The role of fires is especially significant for larch growing in permafrost conditions, where larch forests account for up to 80% of all the forests. If to look at the northern larch forests from above, from an airplane or from a satellite, one can see a mosaic of forest stands caused by the impact of fires. The most important consequence of fires is the improvement of conditions for the renewal of larch in burnt-out areas. This is facilitated by the enrichment of the soil with nitrogen, phosphorus and other biogenic elements. In the burned-out areas, drainage and aeration of the soil improves, and the depth of seasonal thawing increases. However, with time, the thawing depth decreases and the tree roots shrink in a gradually narrowing layer. The reason for this is the proliferation of a "pillow" of mosses and lichens, an excellent heat insulator. As the permafrost rises, the inflow of nutrients decreases, and the growth of trees decreases. Along with this, the amount of undergrowth in the stands is sharply reduced. Light larch seeds, hanging on the ground cover, are not able to reach the soil during germination. Moreover, in the soil mineralized by fire, seeds, as a rule, give abundant, rapidly growing undergrowth.

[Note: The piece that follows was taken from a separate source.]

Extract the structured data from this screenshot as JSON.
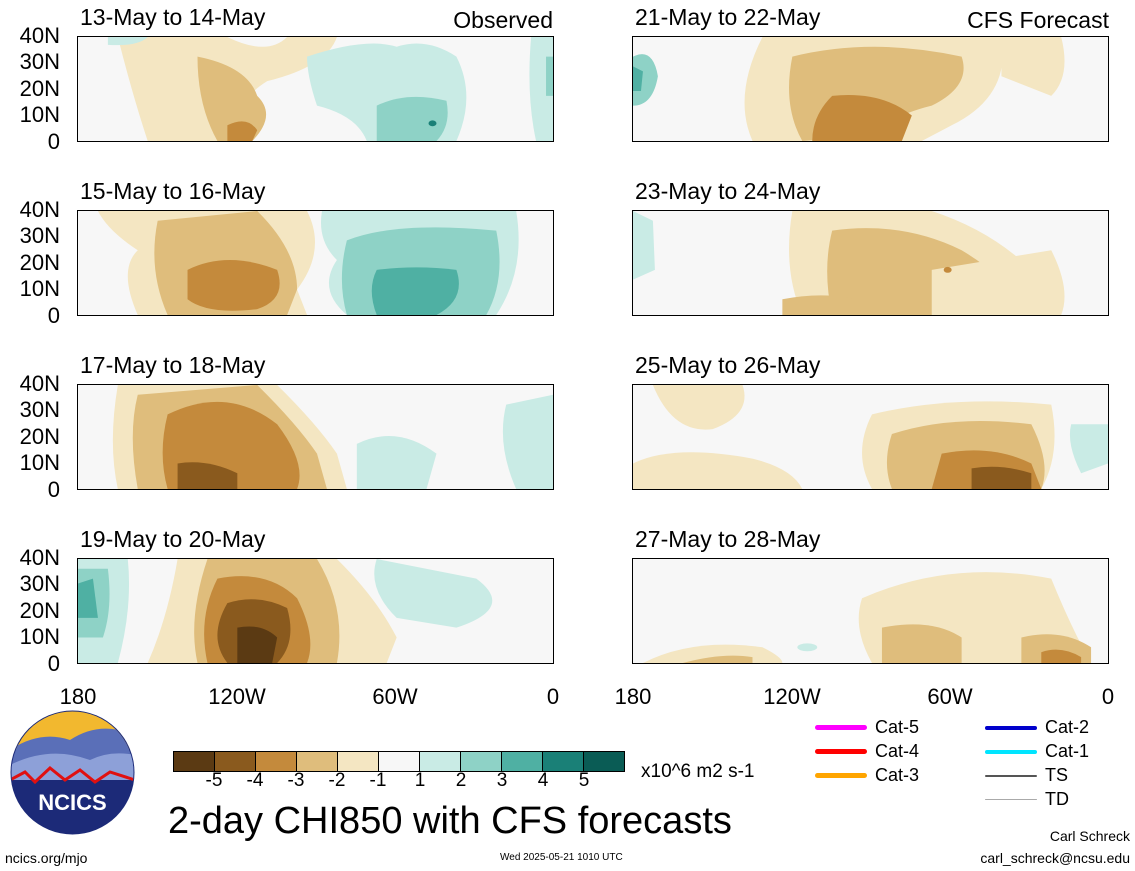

While in larch forests most of the fires are low-intensity ground fires, in dark-coniferous forests formed by fir, cedar and spruce, devastating crown fires prevail. Burns in dark conifers are usually renewed through a change of tree species. In the beginning, mainly aspen and birch appear in such areas, with dark coniferous species settling under their canopy. Fir, cedar and spruce are able to grow in shading conditions, gradually moving into the upper canopy and replacing the “pioneers”. However, a part of the forest area can be occupied for a long time by grasses and shrubs, as well as by aspen and birch.